Q. What did he do to you?
A. He merely gave me a shove.

(Tr. 32, 33).

Vaughn was obviously not afraid of Agent Rousseau inasmuch as he shoved him and dared Rousseau to shoot him. On the contrary, Vaughn wanted to deal drugs with Rousseau in the future.

Deception by undercover tactics in order to obtain evidence has been approved by the Supreme Court. See Hampton v. United States, supra. Here the defendants misplaced their confidence in dealing with Agent Rousseau. They cannot now complain because he completely carried out his deception by acting as a drug dealer would act under similar circumstances.

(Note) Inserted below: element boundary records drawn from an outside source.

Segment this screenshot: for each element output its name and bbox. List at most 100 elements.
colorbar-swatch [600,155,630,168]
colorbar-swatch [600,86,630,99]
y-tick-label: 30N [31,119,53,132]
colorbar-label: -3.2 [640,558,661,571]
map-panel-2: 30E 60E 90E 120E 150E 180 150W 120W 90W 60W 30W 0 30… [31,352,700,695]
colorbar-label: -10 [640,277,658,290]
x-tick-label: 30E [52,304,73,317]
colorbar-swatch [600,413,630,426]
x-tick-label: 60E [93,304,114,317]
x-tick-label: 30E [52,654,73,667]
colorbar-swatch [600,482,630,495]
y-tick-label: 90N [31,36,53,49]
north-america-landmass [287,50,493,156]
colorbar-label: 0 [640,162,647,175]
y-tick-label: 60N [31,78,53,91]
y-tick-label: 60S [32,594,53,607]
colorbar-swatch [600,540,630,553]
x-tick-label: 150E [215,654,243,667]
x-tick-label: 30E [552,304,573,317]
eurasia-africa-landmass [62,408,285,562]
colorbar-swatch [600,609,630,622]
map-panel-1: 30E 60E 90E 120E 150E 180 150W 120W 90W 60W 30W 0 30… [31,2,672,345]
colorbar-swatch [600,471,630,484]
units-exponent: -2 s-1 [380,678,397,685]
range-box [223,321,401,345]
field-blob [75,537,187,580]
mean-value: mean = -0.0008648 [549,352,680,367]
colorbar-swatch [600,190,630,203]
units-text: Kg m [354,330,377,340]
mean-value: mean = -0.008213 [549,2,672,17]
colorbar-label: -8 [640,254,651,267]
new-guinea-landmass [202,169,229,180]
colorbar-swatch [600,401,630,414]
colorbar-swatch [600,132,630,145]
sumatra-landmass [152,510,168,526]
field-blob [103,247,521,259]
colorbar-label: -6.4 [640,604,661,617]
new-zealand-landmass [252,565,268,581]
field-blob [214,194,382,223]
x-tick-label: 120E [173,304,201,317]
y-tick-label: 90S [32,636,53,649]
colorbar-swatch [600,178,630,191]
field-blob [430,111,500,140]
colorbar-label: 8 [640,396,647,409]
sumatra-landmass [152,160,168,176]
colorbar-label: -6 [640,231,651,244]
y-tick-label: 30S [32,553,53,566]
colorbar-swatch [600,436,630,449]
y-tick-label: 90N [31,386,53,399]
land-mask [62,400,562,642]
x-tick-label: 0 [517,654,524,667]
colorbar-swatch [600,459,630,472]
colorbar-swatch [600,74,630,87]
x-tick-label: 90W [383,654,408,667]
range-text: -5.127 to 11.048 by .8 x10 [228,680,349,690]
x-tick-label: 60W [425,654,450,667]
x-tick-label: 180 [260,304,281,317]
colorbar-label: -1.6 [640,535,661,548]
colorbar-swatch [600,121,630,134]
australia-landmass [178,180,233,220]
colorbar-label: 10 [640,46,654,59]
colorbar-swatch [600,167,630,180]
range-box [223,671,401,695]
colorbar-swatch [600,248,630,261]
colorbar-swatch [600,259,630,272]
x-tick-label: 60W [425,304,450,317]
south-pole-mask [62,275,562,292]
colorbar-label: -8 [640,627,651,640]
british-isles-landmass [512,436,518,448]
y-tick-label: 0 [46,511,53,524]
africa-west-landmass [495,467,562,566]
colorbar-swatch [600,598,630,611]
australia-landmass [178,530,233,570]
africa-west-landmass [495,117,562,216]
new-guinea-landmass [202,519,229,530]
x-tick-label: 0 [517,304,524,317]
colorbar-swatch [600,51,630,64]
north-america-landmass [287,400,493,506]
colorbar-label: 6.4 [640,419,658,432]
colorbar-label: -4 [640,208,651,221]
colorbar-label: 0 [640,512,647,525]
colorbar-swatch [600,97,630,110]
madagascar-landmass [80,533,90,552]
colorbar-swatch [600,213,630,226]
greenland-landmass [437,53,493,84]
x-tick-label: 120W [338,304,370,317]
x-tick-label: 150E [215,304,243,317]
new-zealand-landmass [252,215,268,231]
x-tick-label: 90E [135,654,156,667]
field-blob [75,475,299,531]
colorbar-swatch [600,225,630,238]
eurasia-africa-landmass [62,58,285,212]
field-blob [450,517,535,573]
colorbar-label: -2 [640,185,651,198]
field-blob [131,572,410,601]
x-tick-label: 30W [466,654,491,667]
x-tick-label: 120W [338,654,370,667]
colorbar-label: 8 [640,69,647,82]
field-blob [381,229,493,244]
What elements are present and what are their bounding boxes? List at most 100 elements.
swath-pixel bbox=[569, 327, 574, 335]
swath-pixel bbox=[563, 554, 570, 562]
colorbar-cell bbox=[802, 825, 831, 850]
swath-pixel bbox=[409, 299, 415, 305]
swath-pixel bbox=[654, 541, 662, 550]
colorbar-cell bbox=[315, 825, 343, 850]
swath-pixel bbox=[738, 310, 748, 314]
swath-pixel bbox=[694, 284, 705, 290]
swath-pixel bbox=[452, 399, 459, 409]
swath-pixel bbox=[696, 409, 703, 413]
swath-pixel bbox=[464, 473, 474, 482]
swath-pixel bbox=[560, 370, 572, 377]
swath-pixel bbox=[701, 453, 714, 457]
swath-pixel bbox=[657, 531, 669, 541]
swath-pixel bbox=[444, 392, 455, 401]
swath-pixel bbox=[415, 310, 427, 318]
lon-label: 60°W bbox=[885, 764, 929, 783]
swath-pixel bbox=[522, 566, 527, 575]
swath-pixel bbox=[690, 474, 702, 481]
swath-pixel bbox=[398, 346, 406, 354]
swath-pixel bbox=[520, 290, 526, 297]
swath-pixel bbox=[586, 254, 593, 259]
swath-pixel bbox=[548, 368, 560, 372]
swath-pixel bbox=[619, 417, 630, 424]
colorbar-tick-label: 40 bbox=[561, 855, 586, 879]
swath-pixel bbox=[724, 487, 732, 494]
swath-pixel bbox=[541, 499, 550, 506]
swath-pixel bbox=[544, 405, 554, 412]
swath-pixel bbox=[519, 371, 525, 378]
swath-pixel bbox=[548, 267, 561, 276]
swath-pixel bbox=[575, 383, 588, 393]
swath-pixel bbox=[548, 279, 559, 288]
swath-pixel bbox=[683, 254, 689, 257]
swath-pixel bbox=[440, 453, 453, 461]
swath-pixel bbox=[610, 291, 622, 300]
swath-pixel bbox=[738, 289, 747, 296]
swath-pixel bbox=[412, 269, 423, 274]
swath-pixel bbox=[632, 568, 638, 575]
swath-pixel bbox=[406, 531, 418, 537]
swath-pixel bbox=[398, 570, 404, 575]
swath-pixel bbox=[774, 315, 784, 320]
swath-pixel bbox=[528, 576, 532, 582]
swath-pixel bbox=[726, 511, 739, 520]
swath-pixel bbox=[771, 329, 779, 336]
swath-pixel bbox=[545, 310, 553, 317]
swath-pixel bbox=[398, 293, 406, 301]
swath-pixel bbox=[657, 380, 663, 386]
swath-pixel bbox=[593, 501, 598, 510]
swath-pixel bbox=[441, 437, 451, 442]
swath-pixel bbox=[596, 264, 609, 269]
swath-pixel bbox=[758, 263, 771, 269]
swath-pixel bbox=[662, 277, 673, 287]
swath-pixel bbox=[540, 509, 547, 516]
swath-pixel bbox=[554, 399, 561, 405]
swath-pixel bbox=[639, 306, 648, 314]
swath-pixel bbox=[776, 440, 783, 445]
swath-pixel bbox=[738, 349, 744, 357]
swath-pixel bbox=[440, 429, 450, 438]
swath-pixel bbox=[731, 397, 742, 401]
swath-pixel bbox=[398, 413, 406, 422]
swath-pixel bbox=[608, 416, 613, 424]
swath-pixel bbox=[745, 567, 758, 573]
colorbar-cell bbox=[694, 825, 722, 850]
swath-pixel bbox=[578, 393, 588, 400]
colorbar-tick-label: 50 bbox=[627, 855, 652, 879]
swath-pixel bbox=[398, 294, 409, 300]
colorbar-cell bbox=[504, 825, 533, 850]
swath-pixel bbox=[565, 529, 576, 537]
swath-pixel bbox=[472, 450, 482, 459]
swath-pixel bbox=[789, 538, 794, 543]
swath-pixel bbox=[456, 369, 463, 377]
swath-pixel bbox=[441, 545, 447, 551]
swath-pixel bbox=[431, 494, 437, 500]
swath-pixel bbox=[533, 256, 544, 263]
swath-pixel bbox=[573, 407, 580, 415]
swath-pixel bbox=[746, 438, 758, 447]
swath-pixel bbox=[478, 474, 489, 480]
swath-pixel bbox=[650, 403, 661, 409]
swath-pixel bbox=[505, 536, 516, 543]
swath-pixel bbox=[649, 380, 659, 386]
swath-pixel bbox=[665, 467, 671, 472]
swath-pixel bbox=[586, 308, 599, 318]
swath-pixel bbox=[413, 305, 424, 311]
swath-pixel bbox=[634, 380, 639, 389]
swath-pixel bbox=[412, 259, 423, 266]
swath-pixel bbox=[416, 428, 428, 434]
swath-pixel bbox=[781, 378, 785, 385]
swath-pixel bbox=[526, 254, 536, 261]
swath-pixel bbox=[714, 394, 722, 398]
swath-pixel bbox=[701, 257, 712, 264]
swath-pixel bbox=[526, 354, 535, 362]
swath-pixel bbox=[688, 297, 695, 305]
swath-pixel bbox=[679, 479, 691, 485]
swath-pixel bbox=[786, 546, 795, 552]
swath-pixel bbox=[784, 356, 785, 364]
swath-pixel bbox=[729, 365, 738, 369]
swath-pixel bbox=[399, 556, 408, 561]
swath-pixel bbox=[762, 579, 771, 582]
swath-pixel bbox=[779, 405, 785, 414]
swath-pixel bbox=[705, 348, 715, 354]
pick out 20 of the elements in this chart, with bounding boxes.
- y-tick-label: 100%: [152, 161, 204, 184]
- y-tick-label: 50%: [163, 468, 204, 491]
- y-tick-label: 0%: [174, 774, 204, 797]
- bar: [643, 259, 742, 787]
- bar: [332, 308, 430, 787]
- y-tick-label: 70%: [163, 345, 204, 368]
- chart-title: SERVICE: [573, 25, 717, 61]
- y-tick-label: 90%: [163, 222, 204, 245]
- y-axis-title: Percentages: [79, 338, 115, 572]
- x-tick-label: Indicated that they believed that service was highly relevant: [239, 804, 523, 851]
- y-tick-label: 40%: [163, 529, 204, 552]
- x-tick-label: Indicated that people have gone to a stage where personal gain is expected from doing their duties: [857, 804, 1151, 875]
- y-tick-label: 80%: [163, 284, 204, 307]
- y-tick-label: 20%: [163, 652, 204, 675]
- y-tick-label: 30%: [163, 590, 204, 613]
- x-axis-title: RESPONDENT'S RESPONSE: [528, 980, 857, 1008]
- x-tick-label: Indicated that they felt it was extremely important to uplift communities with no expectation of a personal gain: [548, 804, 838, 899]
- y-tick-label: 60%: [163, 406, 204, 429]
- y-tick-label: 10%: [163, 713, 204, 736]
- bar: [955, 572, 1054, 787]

Defendant’s argument for suppression of the heroin is without merit. Vaughn testified that he did not state where any heroin was secreted, but only directed Agent Rousseau to the confidential informant. The heroin had already been delivered and would have been discovered upon return to the confidential informant’s house. Vaughn’s statement merely accelerated the( obtaining of the heroin; consequently, there was no taint, and the heroin stands independent of Vaughn’s statement. See United States v. Seohnlein, 423 F.2d 1051 (4th Cir. 1970); United States v. Ceccolini, 435 U.S. 268, 98 S.Ct. 1054, 55 L.Ed.2d 268 (1977)4

Defendants are, in essence, requesting to be allowed to retry the case using another defense because their initial strategy failed. After adequate notice, they elected not to challenge the circumstances of Vaughn’s statements and relied on coercion as a defense. Having done so, they should not be allowed a reversal ex post facto.

The Motion is denied.

AND IT IS SO ORDERED.

. The motion was made by defendant Wertz. By voice of counsel, the others joined in the motion, and asked that the court consider the motion as made to all defendants. The court accepted the oral motions as if written.

. Counsel claim the motion(s) to suppress could not be timely made under provisions of Rule 12(b)(4) “because of lack of knowledge that the facts would reveal those matters disclosed at the trial” (discussed herein). Rule 12(b)(4) provides:

Pleadings and Motions Before Trial; Defense and Objections.
(4) Requests for discovery under rule 16;

. Jackson v. Denno, 378 U.S. 368, 84 S.Ct. 1774, 12 L.Ed.2d 908 (1964).

. The issue of whether Vaughn’s statements and actions were voluntary were clearly before the jury.